Вольные повести и рассказы
Шрифт:
– Лучше тебя женщины нет. Скорее всего, та юная, как и ты, красавица, действительно твоя подруга. Потому что она намекала, что если я увижу её подругу, то отдам предпочтение ей. Но честное слово, я не отдам предпочтения ни одной из вас, я люблю вас обеих. Я тебя с ней познакомлю, и тогда всё прояснится. Но не сразу. Дай мне насладиться вами обеими, прежде чем вы уйдёте от меня как от ловеласа. А я останусь искать язычницу…
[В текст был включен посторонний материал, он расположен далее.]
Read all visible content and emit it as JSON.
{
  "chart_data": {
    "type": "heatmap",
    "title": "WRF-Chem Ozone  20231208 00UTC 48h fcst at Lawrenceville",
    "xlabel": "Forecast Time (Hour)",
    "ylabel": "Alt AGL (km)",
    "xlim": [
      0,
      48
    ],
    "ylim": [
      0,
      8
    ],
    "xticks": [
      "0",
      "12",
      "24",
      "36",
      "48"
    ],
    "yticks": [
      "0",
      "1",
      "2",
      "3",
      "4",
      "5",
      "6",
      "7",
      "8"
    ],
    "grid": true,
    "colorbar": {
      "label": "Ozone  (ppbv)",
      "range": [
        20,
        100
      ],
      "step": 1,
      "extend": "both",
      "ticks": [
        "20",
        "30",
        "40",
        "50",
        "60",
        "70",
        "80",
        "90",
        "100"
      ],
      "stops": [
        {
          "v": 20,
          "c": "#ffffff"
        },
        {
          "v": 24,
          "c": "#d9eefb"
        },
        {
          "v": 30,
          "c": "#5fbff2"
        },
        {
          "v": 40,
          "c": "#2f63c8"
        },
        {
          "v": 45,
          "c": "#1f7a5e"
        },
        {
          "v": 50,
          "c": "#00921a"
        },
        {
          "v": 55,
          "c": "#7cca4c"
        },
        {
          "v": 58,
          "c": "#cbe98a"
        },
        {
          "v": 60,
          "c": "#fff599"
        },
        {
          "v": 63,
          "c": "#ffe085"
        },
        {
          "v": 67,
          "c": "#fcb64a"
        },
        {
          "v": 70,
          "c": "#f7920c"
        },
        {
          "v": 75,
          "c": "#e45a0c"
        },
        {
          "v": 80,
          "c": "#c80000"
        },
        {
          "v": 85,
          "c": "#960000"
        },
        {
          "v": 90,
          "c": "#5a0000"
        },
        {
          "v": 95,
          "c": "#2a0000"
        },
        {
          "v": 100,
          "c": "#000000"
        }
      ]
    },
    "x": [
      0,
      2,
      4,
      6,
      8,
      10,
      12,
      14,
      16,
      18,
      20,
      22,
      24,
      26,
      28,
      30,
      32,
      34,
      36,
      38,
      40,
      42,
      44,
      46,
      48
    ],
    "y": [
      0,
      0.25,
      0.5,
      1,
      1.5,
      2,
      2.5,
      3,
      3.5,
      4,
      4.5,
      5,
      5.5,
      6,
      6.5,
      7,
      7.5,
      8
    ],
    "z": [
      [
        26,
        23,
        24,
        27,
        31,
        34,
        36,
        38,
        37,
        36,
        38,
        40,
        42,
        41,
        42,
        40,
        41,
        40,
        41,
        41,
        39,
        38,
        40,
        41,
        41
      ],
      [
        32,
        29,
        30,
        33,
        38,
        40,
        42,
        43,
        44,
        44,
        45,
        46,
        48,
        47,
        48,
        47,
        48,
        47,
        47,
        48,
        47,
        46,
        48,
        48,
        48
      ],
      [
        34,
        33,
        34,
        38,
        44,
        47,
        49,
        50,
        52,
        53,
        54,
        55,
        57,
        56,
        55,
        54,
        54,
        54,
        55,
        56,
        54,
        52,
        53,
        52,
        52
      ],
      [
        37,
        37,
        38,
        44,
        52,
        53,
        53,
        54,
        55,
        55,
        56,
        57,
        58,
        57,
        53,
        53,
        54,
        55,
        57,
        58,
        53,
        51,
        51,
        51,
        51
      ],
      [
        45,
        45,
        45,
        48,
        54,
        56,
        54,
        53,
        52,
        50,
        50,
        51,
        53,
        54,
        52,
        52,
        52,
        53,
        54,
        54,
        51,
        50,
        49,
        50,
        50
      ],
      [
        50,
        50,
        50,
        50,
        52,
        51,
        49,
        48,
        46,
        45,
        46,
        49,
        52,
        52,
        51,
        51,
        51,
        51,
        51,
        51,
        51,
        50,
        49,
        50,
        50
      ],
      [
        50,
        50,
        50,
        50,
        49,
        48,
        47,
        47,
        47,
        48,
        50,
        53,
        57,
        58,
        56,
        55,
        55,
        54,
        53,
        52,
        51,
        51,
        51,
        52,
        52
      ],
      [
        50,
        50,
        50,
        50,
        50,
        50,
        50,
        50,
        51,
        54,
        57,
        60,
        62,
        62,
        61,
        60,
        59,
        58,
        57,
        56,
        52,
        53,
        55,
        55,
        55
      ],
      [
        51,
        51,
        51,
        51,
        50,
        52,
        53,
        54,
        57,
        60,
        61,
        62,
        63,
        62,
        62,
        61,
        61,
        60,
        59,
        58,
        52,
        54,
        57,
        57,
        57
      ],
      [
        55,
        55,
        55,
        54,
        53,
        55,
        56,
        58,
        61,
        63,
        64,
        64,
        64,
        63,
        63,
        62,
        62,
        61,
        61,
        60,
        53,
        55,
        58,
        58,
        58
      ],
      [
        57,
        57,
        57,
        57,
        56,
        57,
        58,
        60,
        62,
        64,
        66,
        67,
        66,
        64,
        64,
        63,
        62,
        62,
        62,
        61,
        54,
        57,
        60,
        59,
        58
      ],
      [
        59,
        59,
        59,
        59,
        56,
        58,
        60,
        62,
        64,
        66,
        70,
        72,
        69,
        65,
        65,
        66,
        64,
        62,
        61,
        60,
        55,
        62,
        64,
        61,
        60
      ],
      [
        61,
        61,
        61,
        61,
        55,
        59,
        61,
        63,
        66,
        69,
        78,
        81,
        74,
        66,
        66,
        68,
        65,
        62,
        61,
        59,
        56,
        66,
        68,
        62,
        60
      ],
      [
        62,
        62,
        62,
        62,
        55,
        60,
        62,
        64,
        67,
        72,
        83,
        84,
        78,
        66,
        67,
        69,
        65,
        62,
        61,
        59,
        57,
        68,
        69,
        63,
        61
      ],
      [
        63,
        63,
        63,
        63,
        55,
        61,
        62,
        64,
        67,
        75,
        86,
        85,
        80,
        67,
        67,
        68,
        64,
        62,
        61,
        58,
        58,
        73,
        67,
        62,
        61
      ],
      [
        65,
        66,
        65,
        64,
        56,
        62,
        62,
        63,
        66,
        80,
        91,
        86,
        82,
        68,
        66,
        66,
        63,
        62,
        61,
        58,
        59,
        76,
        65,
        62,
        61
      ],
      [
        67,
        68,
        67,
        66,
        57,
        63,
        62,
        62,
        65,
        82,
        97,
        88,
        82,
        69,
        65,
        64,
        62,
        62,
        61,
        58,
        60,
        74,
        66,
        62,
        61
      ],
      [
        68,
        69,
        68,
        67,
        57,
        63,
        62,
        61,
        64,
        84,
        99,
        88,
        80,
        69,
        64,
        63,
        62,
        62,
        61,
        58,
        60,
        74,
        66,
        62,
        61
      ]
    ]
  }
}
– Забудем о той. И о язычнице – тоже. Эта ночь будет наша. Я буду тебя любить лучше всякой язычницы, может быть, я сама язычница. По фамилии уж я точно Сенина, то есть от сена, еды всех язычников… – Её язык уже заплетался, потому что Силай не тот «профан», у которого женщина философствует. Её руки уже метались на его шее, и они забылись в любви. Сеня была в эротической сказке. Силай ей поверил, влюбил в себя, она с восторгом выполняла малейшие нюансы его пожеланий и сама проявляла желания и нюансы. А Силай чувственно и без устали любомиловал и любоимывал девушку, с первого вида и слова пожелавшую стать его любовницей. То бишь, гражданской женой…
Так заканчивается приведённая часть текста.